Nondiscrimination standards under this subsection apply in conjunction with all
the standards under the Gas Code of Conduct when a similar standard overlaps:
(1) A gas company's employees shall not
unduly discriminate against non-affiliated entities;
(2) A gas company shall not provide any
preference to an affiliate, nor to any customers of an affiliate, as compared
to non-affiliates or their customers, in responding to requests for services or
in providing services. No affiliates of a gas company shall represent to any
person or entity that the affiliates will receive any such
preference;
(3) A gas company shall
apply the provisions of its tariffs equally and in the same manner to every
customer or other entity whether such customer or other entity (A) is the gas
company's affiliate or non-affiliate, (B) is a customer of the gas company's
affiliate or non-affiliate, or (C) uses affiliated or nonaffiliated marketers
or brokers;
(4) A gas company shall
not give any customer using its affiliate's preference with respect to any
tariff provisions that provide discretionary waivers;
(5) A gas company shall process all similar
requests for gas services in the same timely manner, whether requested on
behalf of its affiliates or non-affiliates;
(6) A gas company shall uniformly enforce its
tariff provisions;
(7) A gas
company shall not, through a tariff provision or otherwise, give its marketing
affiliate and/or its customers any preference over a customer using a
nonaffiliated marketer in matters relating to transportation or curtailment
priority;
(8) No employees of a gas
company shall indicate, represent, or otherwise give the appearance to another
party that any affiliate of the gas company speaks on behalf of the gas
company, provided however, that this prohibition does not apply to employees of
an affiliate providing shared services to the gas company and its affiliates to
the extent explicitly provided for in an affiliate or service agreement.
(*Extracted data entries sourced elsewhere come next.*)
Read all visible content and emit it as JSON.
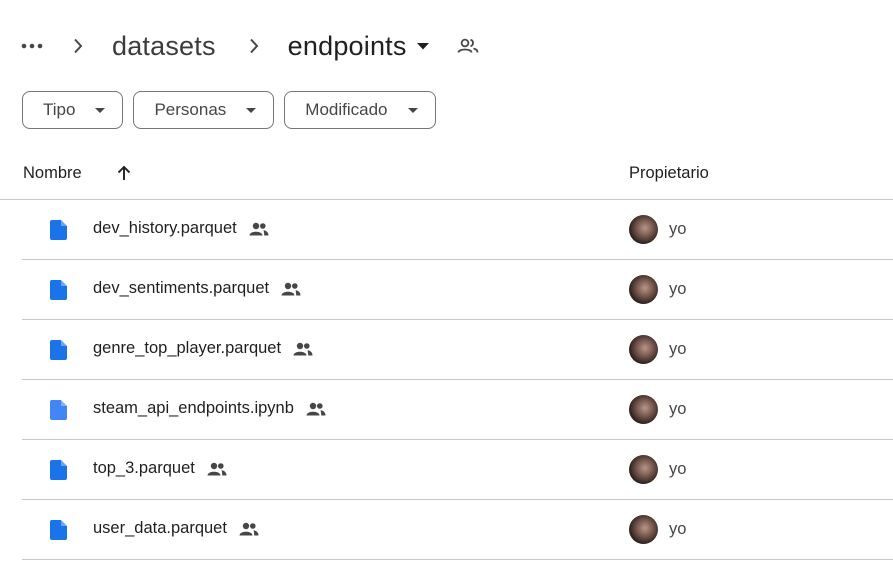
{
  "breadcrumb": {
    "more_icon": "more-horiz-icon",
    "parent": "datasets",
    "current": "endpoints",
    "shared_icon": "people-outline-icon"
  },
  "filters": [
    {
      "label": "Tipo"
    },
    {
      "label": "Personas"
    },
    {
      "label": "Modificado"
    }
  ],
  "table": {
    "columns": {
      "name": "Nombre",
      "owner": "Propietario"
    },
    "sort": "ascending",
    "rows": [
      {
        "name": "dev_history.parquet",
        "owner": "yo",
        "icon": "file-icon",
        "shared": true,
        "icon_color": "#1a73e8"
      },
      {
        "name": "dev_sentiments.parquet",
        "owner": "yo",
        "icon": "file-icon",
        "shared": true,
        "icon_color": "#1a73e8"
      },
      {
        "name": "genre_top_player.parquet",
        "owner": "yo",
        "icon": "file-icon",
        "shared": true,
        "icon_color": "#1a73e8"
      },
      {
        "name": "steam_api_endpoints.ipynb",
        "owner": "yo",
        "icon": "notebook-file-icon",
        "shared": true,
        "icon_color": "#4285f4"
      },
      {
        "name": "top_3.parquet",
        "owner": "yo",
        "icon": "file-icon",
        "shared": true,
        "icon_color": "#1a73e8"
      },
      {
        "name": "user_data.parquet",
        "owner": "yo",
        "icon": "file-icon",
        "shared": true,
        "icon_color": "#1a73e8"
      }
    ]
  },
  "colors": {
    "text": "#1f1f1f",
    "muted": "#444746",
    "border": "#c7c7c7",
    "chip_border": "#747775",
    "file_blue": "#1a73e8"
  }
}
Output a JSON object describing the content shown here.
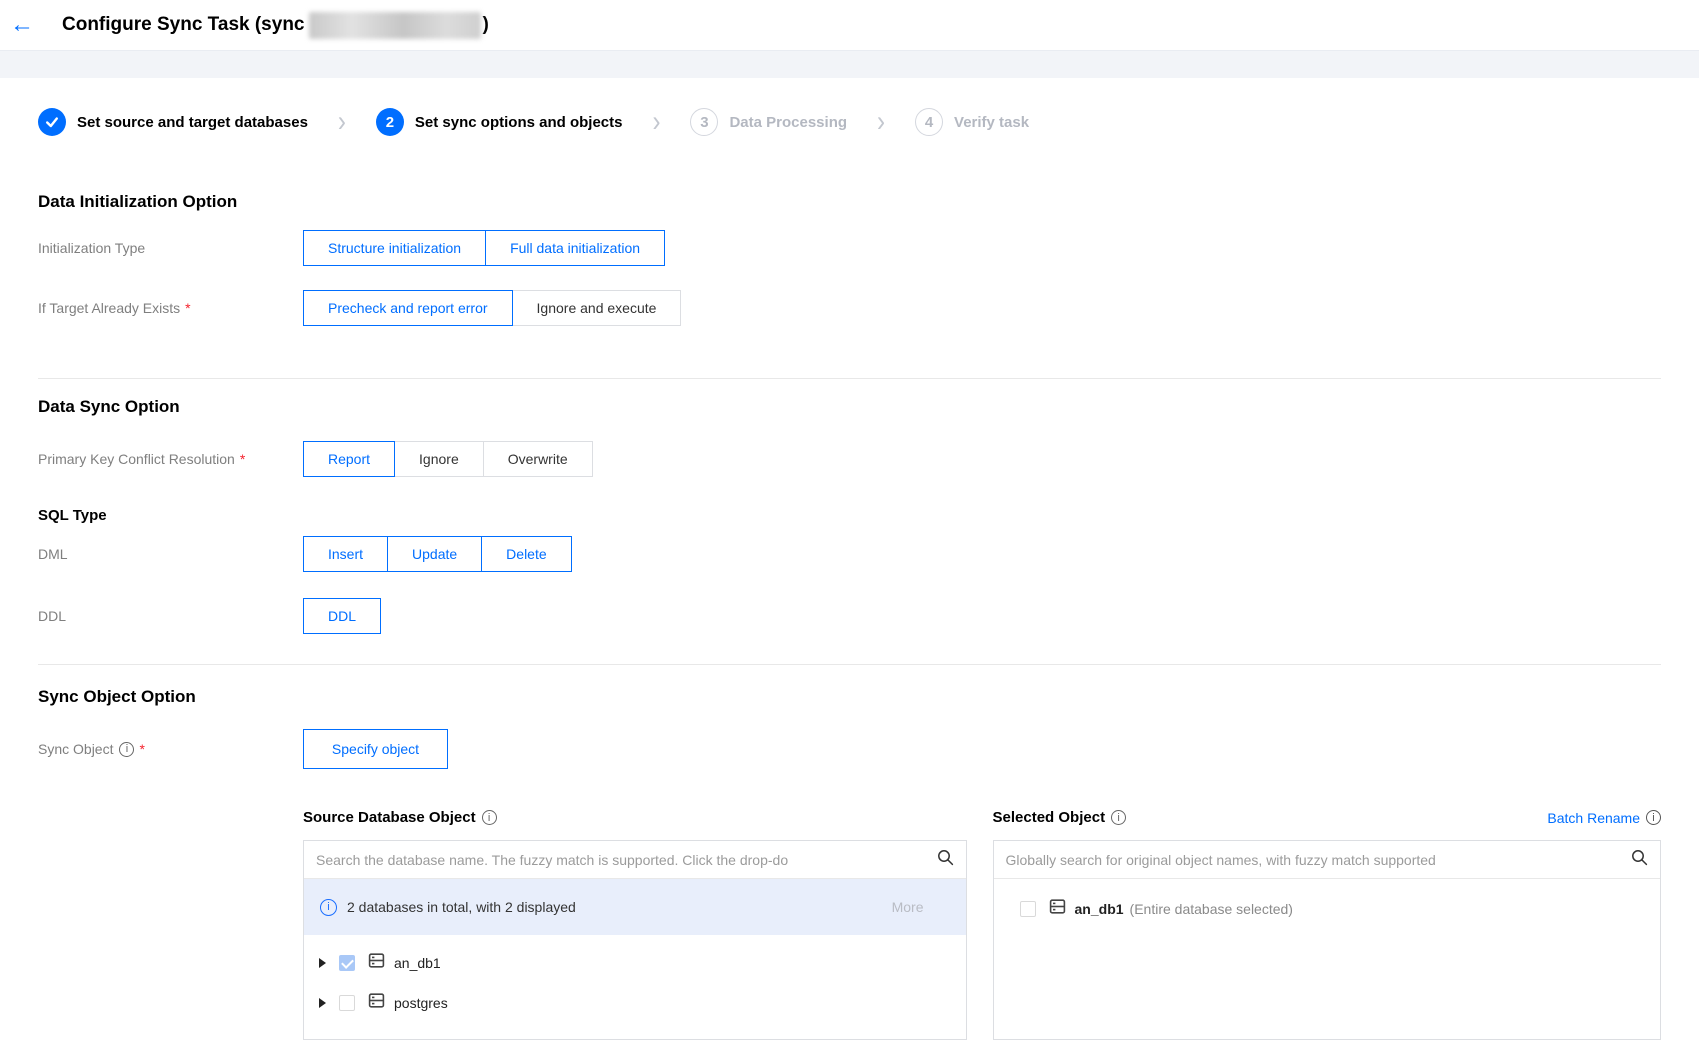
{
  "colors": {
    "accent": "#006eff",
    "info_bar_bg": "#e8eefb",
    "checked_light": "#a9c8f7"
  },
  "icons": {
    "back": "←",
    "step_separator": "›",
    "search": "magnifier-icon",
    "info": "circle-i-icon",
    "database": "database-icon",
    "caret": "collapsed-triangle"
  },
  "header": {
    "title_prefix": "Configure Sync Task (sync",
    "title_suffix": ")"
  },
  "steps": {
    "items": [
      {
        "num": "",
        "label": "Set source and target databases",
        "state": "done"
      },
      {
        "num": "2",
        "label": "Set sync options and objects",
        "state": "active"
      },
      {
        "num": "3",
        "label": "Data Processing",
        "state": "pending"
      },
      {
        "num": "4",
        "label": "Verify task",
        "state": "pending"
      }
    ]
  },
  "data_initialization": {
    "title": "Data Initialization Option",
    "initialization_type": {
      "label": "Initialization Type",
      "options": [
        {
          "label": "Structure initialization",
          "selected": true
        },
        {
          "label": "Full data initialization",
          "selected": true
        }
      ]
    },
    "if_target_exists": {
      "label": "If Target Already Exists",
      "required_mark": "*",
      "options": [
        {
          "label": "Precheck and report error",
          "selected": true
        },
        {
          "label": "Ignore and execute",
          "selected": false
        }
      ]
    }
  },
  "data_sync": {
    "title": "Data Sync Option",
    "pk_conflict": {
      "label": "Primary Key Conflict Resolution",
      "required_mark": "*",
      "options": [
        {
          "label": "Report",
          "selected": true
        },
        {
          "label": "Ignore",
          "selected": false
        },
        {
          "label": "Overwrite",
          "selected": false
        }
      ]
    },
    "sql_type_title": "SQL Type",
    "dml": {
      "label": "DML",
      "options": [
        {
          "label": "Insert",
          "selected": true
        },
        {
          "label": "Update",
          "selected": true
        },
        {
          "label": "Delete",
          "selected": true
        }
      ]
    },
    "ddl": {
      "label": "DDL",
      "options": [
        {
          "label": "DDL",
          "selected": true
        }
      ]
    }
  },
  "sync_object": {
    "title": "Sync Object Option",
    "label": "Sync Object",
    "required_mark": "*",
    "specify_button": "Specify object",
    "source_panel": {
      "title": "Source Database Object",
      "search_placeholder": "Search the database name. The fuzzy match is supported. Click the drop-do",
      "info_text": "2 databases in total, with 2 displayed",
      "more_link": "More",
      "tree": [
        {
          "name": "an_db1",
          "checked": true
        },
        {
          "name": "postgres",
          "checked": false
        }
      ]
    },
    "selected_panel": {
      "title": "Selected Object",
      "batch_rename_link": "Batch Rename",
      "search_placeholder": "Globally search for original object names, with fuzzy match supported",
      "items": [
        {
          "name": "an_db1",
          "note": "(Entire database selected)"
        }
      ]
    }
  }
}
No
personnel of any affiliate of a gas company shall indicate, represent, or
otherwise give the appearance to another party that they speak on behalf of the
gas company;
(9) No employees of a
gas company or its affiliates shall indicate, represent, or otherwise give
appearance to another party that any advantage to that party with regard to gas
services exists as the result of that party dealing with the affiliate, as
compared with a non-affiliate;
(10)
A gas company shall not disclose or cause to be disclosed to its marketing
affiliate or any nonaffiliated marketer any information that it receives
through its processing of requests for or provision of gas services;
(11) A gas company shall not condition or
otherwise tie the provision or terms of any gas services or agreements
(including prearranged capacity release) for the release of interstate or
intrastate pipeline capacity to the purchasing of any goods or services from,
or the engagement in business of any kind with, any affiliate of a gas company;
and
(12) When an employee of a gas
company receives a request for information from or provided information to a
customer about goods or services available from an affiliate, the employee of
the gas company shall decline to provide such information.
(d)
Transparency. A gas company
shall not offer or sell un-tariffed distribution or gas assets or services to
its affiliates without contemporaneously making sufficient offers thereof to
the market pursuant to a method approved or prescribed by the Department. A gas
company shall maintain a chronological log of these public disseminations. The
chronological log shall be open for public inspection during normal business
hours.
(e)
Unlawful Affiliate
Transactions. All affiliate transactions involving a gas company shall
be subject to review by the Department in accordance with section
16-8c
and section
16-47a(c)
of the Connecticut General Statutes and shall be declared void if found to be
unjust or unreasonable and made for the purpose or with the effect of
concealing, transferring or dissipating the earnings of a gas company. All such
affiliated costs and expenses shall be subject to being audited in accordance
with section
16-8
of the Connecticut General Statutes and disallowed within the context of a
general rate case in accordance with section
16-19
of the Connecticut General Statutes.
(f)
Emergencies. Nothing in this
Gas Code of Conduct shall prohibit a gas company from taking any actions
necessary to ensure public safety and system reliability, or prohibit
communications between a gas company and its affiliates necessary to restore
gas company service or to prevent or respond to emergency conditions.